The dreaded Mr. Howard Allen was my eighth grade teacher for homeroom, English and history at the tail end of his career. He was grumpy and crusty with a bald head that always shined, but had the type of wisdom that did not come from books, videos or computers. Mr. Allen was a depression era kid who told us about the transition from poverty to rural electrification and indoor plumbing and the magical lives it gave everybody. Mr. Allen was drafted into the U. S. Marine Corps during the Korean War and having lost family members and friends in World War II; he entered his draft as a Conscientious Objector — a big risk to him. The Marine Corps told him he was gonna be a Marine anyway, made him a Chaplains Aid after basic training and shipped him to the brutal Korean War Front.
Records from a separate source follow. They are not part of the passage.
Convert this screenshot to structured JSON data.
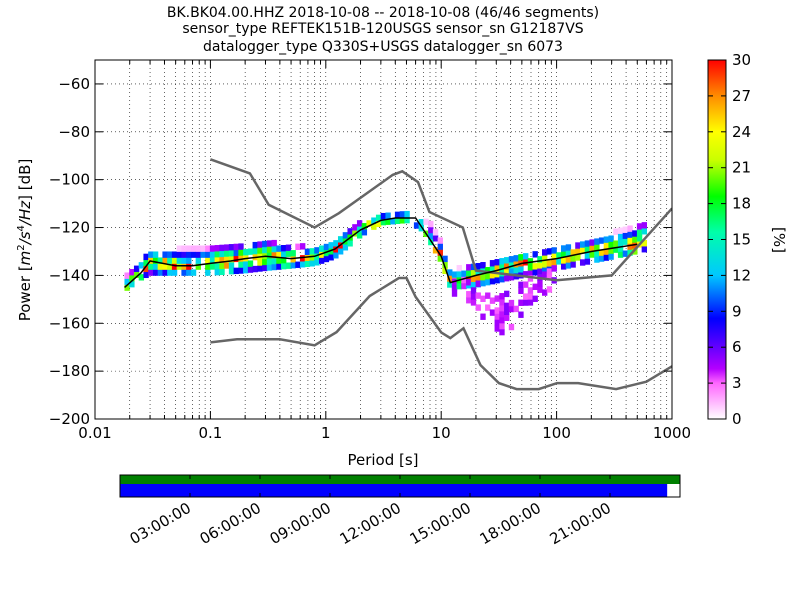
{
  "chart_data": {
    "type": "heatmap",
    "title_lines": [
      "BK.BK04.00.HHZ   2018-10-08 -- 2018-10-08  (46/46 segments)",
      "sensor_type REFTEK151B-120USGS sensor_sn G12187VS",
      "datalogger_type Q330S+USGS datalogger_sn 6073"
    ],
    "xlabel": "Period [s]",
    "ylabel": "Power [m²/s⁴/Hz] [dB]",
    "ylabel_parts": {
      "prefix": "Power [",
      "m": "m",
      "e1": "2",
      "s": "/s",
      "e2": "4",
      "hz": "/Hz",
      "suffix": "] [dB]"
    },
    "x_scale": "log",
    "xlim": [
      0.01,
      1000
    ],
    "ylim": [
      -200,
      -50
    ],
    "x_ticks": [
      {
        "value": 0.01,
        "label": "0.01"
      },
      {
        "value": 0.1,
        "label": "0.1"
      },
      {
        "value": 1,
        "label": "1"
      },
      {
        "value": 10,
        "label": "10"
      },
      {
        "value": 100,
        "label": "100"
      },
      {
        "value": 1000,
        "label": "1000"
      }
    ],
    "y_ticks": [
      {
        "value": -60,
        "label": "−60"
      },
      {
        "value": -80,
        "label": "−80"
      },
      {
        "value": -100,
        "label": "−100"
      },
      {
        "value": -120,
        "label": "−120"
      },
      {
        "value": -140,
        "label": "−140"
      },
      {
        "value": -160,
        "label": "−160"
      },
      {
        "value": -180,
        "label": "−180"
      },
      {
        "value": -200,
        "label": "−200"
      }
    ],
    "grid": "dotted",
    "colorbar": {
      "label": "[%]",
      "range": [
        0,
        30
      ],
      "ticks": [
        {
          "value": 0,
          "label": "0"
        },
        {
          "value": 3,
          "label": "3"
        },
        {
          "value": 6,
          "label": "6"
        },
        {
          "value": 9,
          "label": "9"
        },
        {
          "value": 12,
          "label": "12"
        },
        {
          "value": 15,
          "label": "15"
        },
        {
          "value": 18,
          "label": "18"
        },
        {
          "value": 21,
          "label": "21"
        },
        {
          "value": 24,
          "label": "24"
        },
        {
          "value": 27,
          "label": "27"
        },
        {
          "value": 30,
          "label": "30"
        }
      ]
    },
    "mode_curve": [
      [
        0.018,
        -145
      ],
      [
        0.025,
        -139
      ],
      [
        0.03,
        -134
      ],
      [
        0.05,
        -136
      ],
      [
        0.07,
        -136
      ],
      [
        0.1,
        -135
      ],
      [
        0.15,
        -134
      ],
      [
        0.2,
        -133
      ],
      [
        0.3,
        -132
      ],
      [
        0.5,
        -133
      ],
      [
        0.8,
        -132
      ],
      [
        1.2,
        -129
      ],
      [
        2,
        -121
      ],
      [
        3,
        -117
      ],
      [
        4,
        -116
      ],
      [
        6,
        -116
      ],
      [
        8,
        -125
      ],
      [
        10,
        -132
      ],
      [
        12,
        -143
      ],
      [
        20,
        -140
      ],
      [
        30,
        -138
      ],
      [
        50,
        -135
      ],
      [
        100,
        -133
      ],
      [
        200,
        -130
      ],
      [
        500,
        -127
      ]
    ],
    "density_band": [
      {
        "x": 0.018,
        "low": -147,
        "high": -141
      },
      {
        "x": 0.025,
        "low": -142,
        "high": -135
      },
      {
        "x": 0.03,
        "low": -140,
        "high": -130
      },
      {
        "x": 0.05,
        "low": -140,
        "high": -130
      },
      {
        "x": 0.1,
        "low": -140,
        "high": -128
      },
      {
        "x": 0.2,
        "low": -139,
        "high": -127
      },
      {
        "x": 0.3,
        "low": -138,
        "high": -126
      },
      {
        "x": 0.5,
        "low": -137,
        "high": -128
      },
      {
        "x": 0.8,
        "low": -136,
        "high": -129
      },
      {
        "x": 1.2,
        "low": -133,
        "high": -126
      },
      {
        "x": 2,
        "low": -124,
        "high": -119
      },
      {
        "x": 3,
        "low": -119,
        "high": -116
      },
      {
        "x": 5,
        "low": -118,
        "high": -115
      },
      {
        "x": 7,
        "low": -122,
        "high": -116
      },
      {
        "x": 10,
        "low": -135,
        "high": -125
      },
      {
        "x": 12,
        "low": -146,
        "high": -139
      },
      {
        "x": 20,
        "low": -145,
        "high": -136
      },
      {
        "x": 50,
        "low": -141,
        "high": -132
      },
      {
        "x": 100,
        "low": -138,
        "high": -129
      },
      {
        "x": 200,
        "low": -135,
        "high": -127
      },
      {
        "x": 400,
        "low": -132,
        "high": -121
      },
      {
        "x": 600,
        "low": -130,
        "high": -119
      }
    ],
    "low_tail": [
      {
        "x": 12,
        "low": -148,
        "high": -140
      },
      {
        "x": 20,
        "low": -153,
        "high": -142
      },
      {
        "x": 25,
        "low": -162,
        "high": -148
      },
      {
        "x": 30,
        "low": -166,
        "high": -150
      },
      {
        "x": 40,
        "low": -163,
        "high": -148
      },
      {
        "x": 60,
        "low": -152,
        "high": -142
      },
      {
        "x": 100,
        "low": -145,
        "high": -136
      }
    ],
    "nhnm": [
      [
        0.1,
        -91.5
      ],
      [
        0.22,
        -97.4
      ],
      [
        0.32,
        -110.5
      ],
      [
        0.8,
        -120
      ],
      [
        1.3,
        -114
      ],
      [
        3.8,
        -98
      ],
      [
        4.6,
        -96.5
      ],
      [
        6.3,
        -101
      ],
      [
        7.9,
        -113.5
      ],
      [
        15.4,
        -120
      ],
      [
        20,
        -138
      ],
      [
        100,
        -142
      ],
      [
        300,
        -140
      ],
      [
        1000,
        -112
      ]
    ],
    "nlnm": [
      [
        0.1,
        -168
      ],
      [
        0.17,
        -166.7
      ],
      [
        0.4,
        -166.7
      ],
      [
        0.8,
        -169.2
      ],
      [
        1.24,
        -163.7
      ],
      [
        2.4,
        -148.6
      ],
      [
        4.3,
        -141.1
      ],
      [
        5,
        -141.1
      ],
      [
        6,
        -149
      ],
      [
        10,
        -163.8
      ],
      [
        12,
        -166.2
      ],
      [
        15.6,
        -162.1
      ],
      [
        21.9,
        -177.5
      ],
      [
        31.6,
        -185
      ],
      [
        45,
        -187.5
      ],
      [
        70,
        -187.5
      ],
      [
        101,
        -185
      ],
      [
        154,
        -185
      ],
      [
        328,
        -187.5
      ],
      [
        600,
        -184.4
      ],
      [
        1000,
        -178
      ]
    ],
    "timeline": {
      "ticks": [
        {
          "value": 3,
          "label": "03:00:00"
        },
        {
          "value": 6,
          "label": "06:00:00"
        },
        {
          "value": 9,
          "label": "09:00:00"
        },
        {
          "value": 12,
          "label": "12:00:00"
        },
        {
          "value": 15,
          "label": "15:00:00"
        },
        {
          "value": 18,
          "label": "18:00:00"
        },
        {
          "value": 21,
          "label": "21:00:00"
        }
      ],
      "range_hours": [
        0,
        24
      ],
      "data_coverage_end_hours": 24,
      "used_coverage_end_hours": 23.45,
      "data_color": "#008000",
      "used_color": "#0000ff"
    }
  }
}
1983-1984 was hard for my eighth grade class with Mr. Allen. That year our principal's wife was killed in a car wreck and their son was in our class. I remember the whole class crying the next day when we learned about the accident. On prom night a major wreck took the life of one of our classmate’s brothers. Mr. Allen gave us his heart, first teaching us that life was horribly unfair, using himself as an example of returning from the Korean War when many of his friends did not. He described to us what it was like to be in war and to perform “The Last Rights,” to dead and dying young men after battle and what it felt like when his oldest teenage son drowned on a swimming trip. He was born a teacher, who gave us life skills that cannot be learned without one.
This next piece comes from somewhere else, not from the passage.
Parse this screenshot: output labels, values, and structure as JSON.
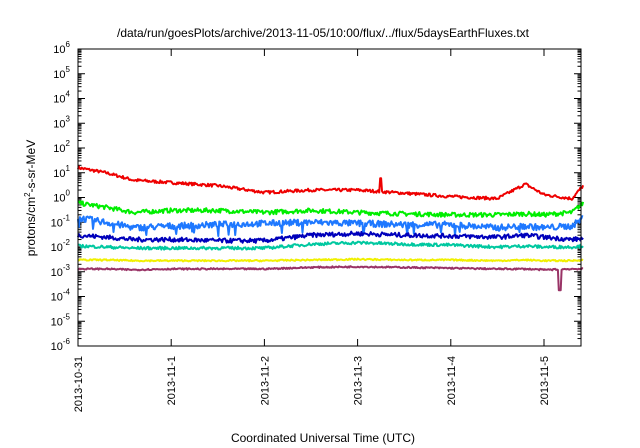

When one of us eighth graders would be naughty in class, Mr. Allen would hand us a drink flat with a pair of fingernail clippers in it and say, “You know the drill.” The offending student would then leave the room, perch themselves on the hillside beside our classroom and then use the fingernail clippers to cut grass and fill the box while we got to watch. It was awesome, especially when the grass cutter would start pulling grass by the handful. Mr. Allen would open the window and politely but loudly say, “ONE BLADE AT A TIME.” The box was never filled, but Mr. Allen gave the kid the space they needed.
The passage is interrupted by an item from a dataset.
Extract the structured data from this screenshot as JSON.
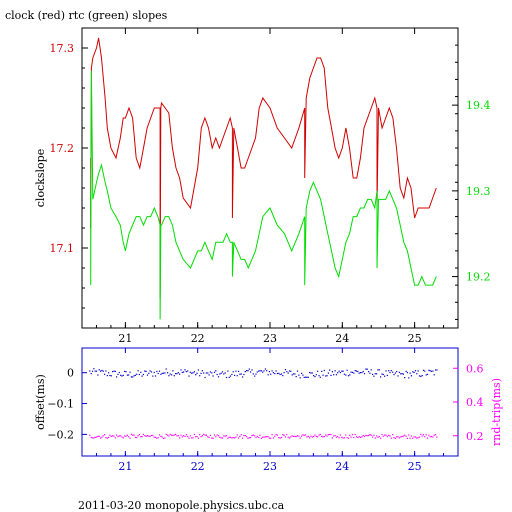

Then, somebody would say, “Mr. Allen, tell us about Marilyn Monroe!” and he would respond that we needed to do our lessons, but we would beg for the story. Ohhhh, his bald head would light up and he would shine, it was his best story and we were gonna hear it for the umpteenth time. The story was our light and kept us going!
As a Chaplin’s Aid for the Marine Corps, Mr. Allen was in charge of a group of Marines who built one of the stages that Marilyn Monroe performed on for Korean War soldiers. She gave 10 performances to over 100,000 soldiers over the course of four days. Mr. Allen would always tell us of the excitement that all those men had for her presence and their intense desire to make sure that she was safe. She was their light at the end of a horrible world event and she symbolized the American Dream that they all wanted to return to.
When Marilyn Monroe’s performance was over, she was helicoptered away and the Marines had to deconstruct her stage and dressing room. Mr. Allen’s greatest moment was then shared with us. Out of the wastebasket in her dressing room, he pulled several tissues with her lipstick prints upon them. Even though we knew the ending of the story… he would pause long enough for somebody to say, “Mr. Allen, what did you do with Marilyn Monroe’s lipstick tissues?” and he said, “Nobody would believe that a Marine Corps Chaplin’s Aid would have Marilyn Monroe’s lipstick blotted tissues, so I left them in the trash.” We all laughed and somebody always yelled, “You could have been rich!”
I am a teacher because of this man. We teachers LOVE all of our kids and we miss you desperately. We are in pain without you! We will all be back together soon! Those of you who have had my classes, always remember what I taught you during our lockdown training. YOU’RE WOLVES, NOT SHEEP! Howl every night!
“ONE BLADE AT A TIME!”
(Wyatt Phipps is the industrial arts teacher at Gunnison High School.)